Pianificazione a lungo termine: dalla valutazione è emerso che l'impatto a lungo termine dell'azione non è sfruttato appieno in alcune città. La Commissione potrebbe valutare la possibilità di rafforzare sia il criterio del "contributo alla strategia a lungo termine" che i criteri e gli indicatori di valutazione per promuovere impatti a più lungo termine nelle diverse città candidate.
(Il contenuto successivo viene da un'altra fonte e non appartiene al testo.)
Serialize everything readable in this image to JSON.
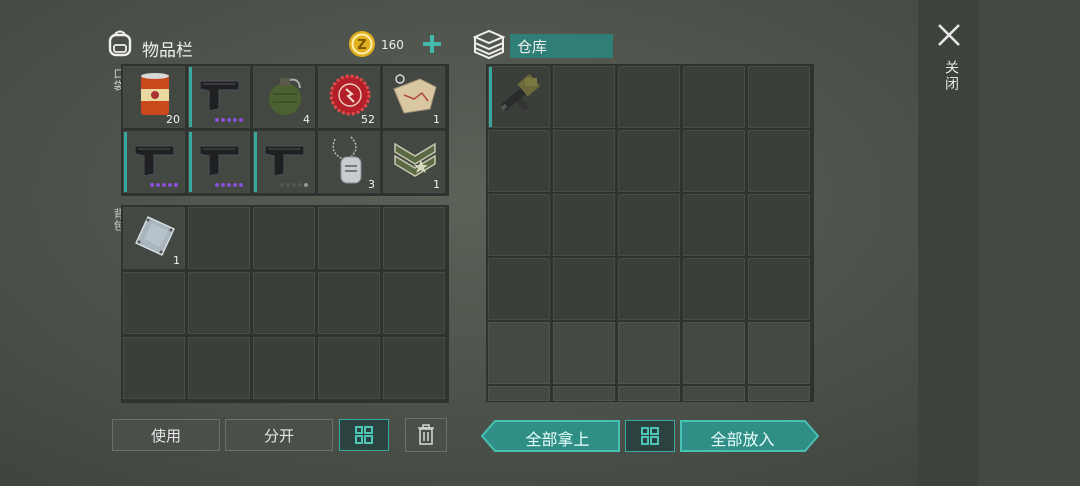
{
  "inventory": {
    "title": "物品栏",
    "coins": "160",
    "pocket_label": "口袋",
    "backpack_label": "背包",
    "pocket_slots": [
      {
        "item": "canned-food",
        "qty": "20",
        "selected": false,
        "dots": []
      },
      {
        "item": "pistol",
        "qty": "",
        "selected": true,
        "dots": [
          "#8a4fd8",
          "#8a4fd8",
          "#8a4fd8",
          "#8a4fd8",
          "#8a4fd8"
        ]
      },
      {
        "item": "grenade",
        "qty": "4",
        "selected": false,
        "dots": []
      },
      {
        "item": "bottle-cap",
        "qty": "52",
        "selected": false,
        "dots": []
      },
      {
        "item": "map-fragment",
        "qty": "1",
        "selected": false,
        "dots": []
      },
      {
        "item": "pistol",
        "qty": "",
        "selected": true,
        "dots": [
          "#8a4fd8",
          "#8a4fd8",
          "#8a4fd8",
          "#8a4fd8",
          "#8a4fd8"
        ]
      },
      {
        "item": "pistol",
        "qty": "",
        "selected": true,
        "dots": [
          "#8a4fd8",
          "#8a4fd8",
          "#8a4fd8",
          "#8a4fd8",
          "#8a4fd8"
        ]
      },
      {
        "item": "pistol",
        "qty": "",
        "selected": true,
        "dots": [
          "#555555",
          "#555555",
          "#555555",
          "#555555",
          "#999999"
        ]
      },
      {
        "item": "dog-tag",
        "qty": "3",
        "selected": false,
        "dots": []
      },
      {
        "item": "rank-badge",
        "qty": "1",
        "selected": false,
        "dots": []
      }
    ],
    "backpack_first": {
      "item": "metal-plate",
      "qty": "1"
    }
  },
  "storage": {
    "title": "仓库",
    "first_item": "machine-gun"
  },
  "buttons": {
    "use": "使用",
    "split": "分开",
    "take_all": "全部拿上",
    "put_all": "全部放入",
    "close": "关闭"
  },
  "colors": {
    "accent": "#3aa89c",
    "purple_dot": "#8a4fd8",
    "coin": "#e0b020"
  }
}
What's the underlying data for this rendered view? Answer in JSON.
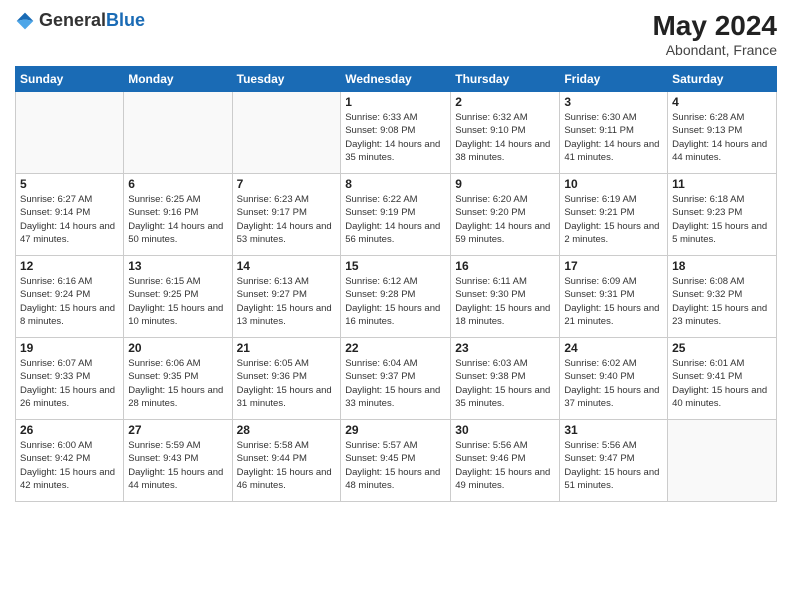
{
  "header": {
    "logo_general": "General",
    "logo_blue": "Blue",
    "month_year": "May 2024",
    "location": "Abondant, France"
  },
  "days_of_week": [
    "Sunday",
    "Monday",
    "Tuesday",
    "Wednesday",
    "Thursday",
    "Friday",
    "Saturday"
  ],
  "weeks": [
    [
      {
        "num": "",
        "info": ""
      },
      {
        "num": "",
        "info": ""
      },
      {
        "num": "",
        "info": ""
      },
      {
        "num": "1",
        "info": "Sunrise: 6:33 AM\nSunset: 9:08 PM\nDaylight: 14 hours and 35 minutes."
      },
      {
        "num": "2",
        "info": "Sunrise: 6:32 AM\nSunset: 9:10 PM\nDaylight: 14 hours and 38 minutes."
      },
      {
        "num": "3",
        "info": "Sunrise: 6:30 AM\nSunset: 9:11 PM\nDaylight: 14 hours and 41 minutes."
      },
      {
        "num": "4",
        "info": "Sunrise: 6:28 AM\nSunset: 9:13 PM\nDaylight: 14 hours and 44 minutes."
      }
    ],
    [
      {
        "num": "5",
        "info": "Sunrise: 6:27 AM\nSunset: 9:14 PM\nDaylight: 14 hours and 47 minutes."
      },
      {
        "num": "6",
        "info": "Sunrise: 6:25 AM\nSunset: 9:16 PM\nDaylight: 14 hours and 50 minutes."
      },
      {
        "num": "7",
        "info": "Sunrise: 6:23 AM\nSunset: 9:17 PM\nDaylight: 14 hours and 53 minutes."
      },
      {
        "num": "8",
        "info": "Sunrise: 6:22 AM\nSunset: 9:19 PM\nDaylight: 14 hours and 56 minutes."
      },
      {
        "num": "9",
        "info": "Sunrise: 6:20 AM\nSunset: 9:20 PM\nDaylight: 14 hours and 59 minutes."
      },
      {
        "num": "10",
        "info": "Sunrise: 6:19 AM\nSunset: 9:21 PM\nDaylight: 15 hours and 2 minutes."
      },
      {
        "num": "11",
        "info": "Sunrise: 6:18 AM\nSunset: 9:23 PM\nDaylight: 15 hours and 5 minutes."
      }
    ],
    [
      {
        "num": "12",
        "info": "Sunrise: 6:16 AM\nSunset: 9:24 PM\nDaylight: 15 hours and 8 minutes."
      },
      {
        "num": "13",
        "info": "Sunrise: 6:15 AM\nSunset: 9:25 PM\nDaylight: 15 hours and 10 minutes."
      },
      {
        "num": "14",
        "info": "Sunrise: 6:13 AM\nSunset: 9:27 PM\nDaylight: 15 hours and 13 minutes."
      },
      {
        "num": "15",
        "info": "Sunrise: 6:12 AM\nSunset: 9:28 PM\nDaylight: 15 hours and 16 minutes."
      },
      {
        "num": "16",
        "info": "Sunrise: 6:11 AM\nSunset: 9:30 PM\nDaylight: 15 hours and 18 minutes."
      },
      {
        "num": "17",
        "info": "Sunrise: 6:09 AM\nSunset: 9:31 PM\nDaylight: 15 hours and 21 minutes."
      },
      {
        "num": "18",
        "info": "Sunrise: 6:08 AM\nSunset: 9:32 PM\nDaylight: 15 hours and 23 minutes."
      }
    ],
    [
      {
        "num": "19",
        "info": "Sunrise: 6:07 AM\nSunset: 9:33 PM\nDaylight: 15 hours and 26 minutes."
      },
      {
        "num": "20",
        "info": "Sunrise: 6:06 AM\nSunset: 9:35 PM\nDaylight: 15 hours and 28 minutes."
      },
      {
        "num": "21",
        "info": "Sunrise: 6:05 AM\nSunset: 9:36 PM\nDaylight: 15 hours and 31 minutes."
      },
      {
        "num": "22",
        "info": "Sunrise: 6:04 AM\nSunset: 9:37 PM\nDaylight: 15 hours and 33 minutes."
      },
      {
        "num": "23",
        "info": "Sunrise: 6:03 AM\nSunset: 9:38 PM\nDaylight: 15 hours and 35 minutes."
      },
      {
        "num": "24",
        "info": "Sunrise: 6:02 AM\nSunset: 9:40 PM\nDaylight: 15 hours and 37 minutes."
      },
      {
        "num": "25",
        "info": "Sunrise: 6:01 AM\nSunset: 9:41 PM\nDaylight: 15 hours and 40 minutes."
      }
    ],
    [
      {
        "num": "26",
        "info": "Sunrise: 6:00 AM\nSunset: 9:42 PM\nDaylight: 15 hours and 42 minutes."
      },
      {
        "num": "27",
        "info": "Sunrise: 5:59 AM\nSunset: 9:43 PM\nDaylight: 15 hours and 44 minutes."
      },
      {
        "num": "28",
        "info": "Sunrise: 5:58 AM\nSunset: 9:44 PM\nDaylight: 15 hours and 46 minutes."
      },
      {
        "num": "29",
        "info": "Sunrise: 5:57 AM\nSunset: 9:45 PM\nDaylight: 15 hours and 48 minutes."
      },
      {
        "num": "30",
        "info": "Sunrise: 5:56 AM\nSunset: 9:46 PM\nDaylight: 15 hours and 49 minutes."
      },
      {
        "num": "31",
        "info": "Sunrise: 5:56 AM\nSunset: 9:47 PM\nDaylight: 15 hours and 51 minutes."
      },
      {
        "num": "",
        "info": ""
      }
    ]
  ]
}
In conclusione, la valutazione fornisce informazioni fondamentali sui progressi e sul potenziale del programma. Dopo 40 anni, l'azione rimane pertinente e molto richiesta dalle città e dai territori che intendono svilupparsi attraverso la cultura. Tuttavia è importante aggiornare l'azione per garantirne la pertinenza anche in futuro, in particolare tenendo conto delle tendenze emerse negli ultimi anni, quali l'aumento del numero di città detentrici del titolo di dimensioni più piccole.